American farmers are the most productive in the world, and consumers continue to benefit from their efforts. New analysis by the American Farm Bureau Federation (AFBF) finds that U.S. consumers pay less for food than any other nation. AFBF’s review of government and non-governmental organization data found that the United States is the only nation in which consumers spend less than five percent of their disposable income on food eaten at home.
U.S. Department of Agriculture data show that Americans spent over $1.7 trillion on food in 2018, an increase of over $78 billion from 2017. Just less than half of that total was spent on “food-at-home” purchases. This category is defined as purchases of food at grocery stores or other food stores where the final purchaser is the consumer.

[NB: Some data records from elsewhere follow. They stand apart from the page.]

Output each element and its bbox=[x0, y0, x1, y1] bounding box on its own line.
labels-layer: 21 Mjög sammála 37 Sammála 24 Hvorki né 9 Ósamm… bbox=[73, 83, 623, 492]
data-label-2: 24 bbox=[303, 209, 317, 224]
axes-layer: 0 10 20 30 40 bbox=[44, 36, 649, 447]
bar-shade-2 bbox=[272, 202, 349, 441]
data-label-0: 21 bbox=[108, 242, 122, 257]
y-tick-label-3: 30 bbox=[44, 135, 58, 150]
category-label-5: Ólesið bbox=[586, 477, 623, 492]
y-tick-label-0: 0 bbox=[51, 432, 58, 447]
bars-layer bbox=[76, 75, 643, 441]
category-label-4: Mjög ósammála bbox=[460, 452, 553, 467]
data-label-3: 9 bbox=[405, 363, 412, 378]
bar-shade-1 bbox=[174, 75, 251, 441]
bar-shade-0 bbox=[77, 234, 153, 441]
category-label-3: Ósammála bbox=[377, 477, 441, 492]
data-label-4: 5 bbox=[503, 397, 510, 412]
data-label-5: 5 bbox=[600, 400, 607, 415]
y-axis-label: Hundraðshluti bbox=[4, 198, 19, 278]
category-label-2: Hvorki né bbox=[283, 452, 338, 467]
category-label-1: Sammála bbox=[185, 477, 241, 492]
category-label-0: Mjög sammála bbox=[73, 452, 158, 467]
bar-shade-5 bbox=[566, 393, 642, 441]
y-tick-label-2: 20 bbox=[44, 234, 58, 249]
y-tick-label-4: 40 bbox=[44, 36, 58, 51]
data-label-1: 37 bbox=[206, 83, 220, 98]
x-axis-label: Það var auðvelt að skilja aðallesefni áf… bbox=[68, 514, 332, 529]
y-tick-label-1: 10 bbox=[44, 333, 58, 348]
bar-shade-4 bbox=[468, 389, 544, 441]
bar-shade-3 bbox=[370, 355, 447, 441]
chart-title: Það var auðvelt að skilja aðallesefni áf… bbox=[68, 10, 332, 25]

According to AFBF economists, the low proportion of Americans’ disposable income going to food purchases is not a surprise. In fact, economists have recognized for over 150 years that as a country’s disposable income rises, the proportion of it that is spent on food falls even as the total amount spent on food goes up. In 2017, Americans spent only 4.8 percent of disposable income on food-at-home, the lowest since 2012.
Rising incomes and productivity for American workers have given them more discretionary money to spend. Meanwhile, the price of food continues to remain low due to the overwhelming bounty U.S. farmers are producing year after year. Many farmers are producing more crop on less acres as they use new tools and technologies. The end result of these trends is that Americans are spending more on food every year, but their incomes are growing even faster than their food spending.
On the other side of the spectrum, the poorest countries in the world spend the highest percentage of income on food. Nigerians only spend about 40 percent as much money on food as Americans in raw dollar terms. However, Nigeria’s drastically lower income levels mean that about 59 percent of disposable income goes to food-at-home purchases. This is more than 12 times as high as Americans’ share.
In this season of Thanksgiving, American consumers can be grateful for the highest-quality food at the lowest relative price on Earth. By continuing to create new and better ways to raise crops and livestock, America’s farmers and ranchers will continue producing high-quality and abundant food for people around the world. Someday, this ingenuity will help people in all parts of the world have the same kind of choice at affordable prices that we enjoy here today.
Eric Bohl, of Columbia, Missouri, is the director of public affairs for Missouri Farm Bureau, the state’s largest farm organization.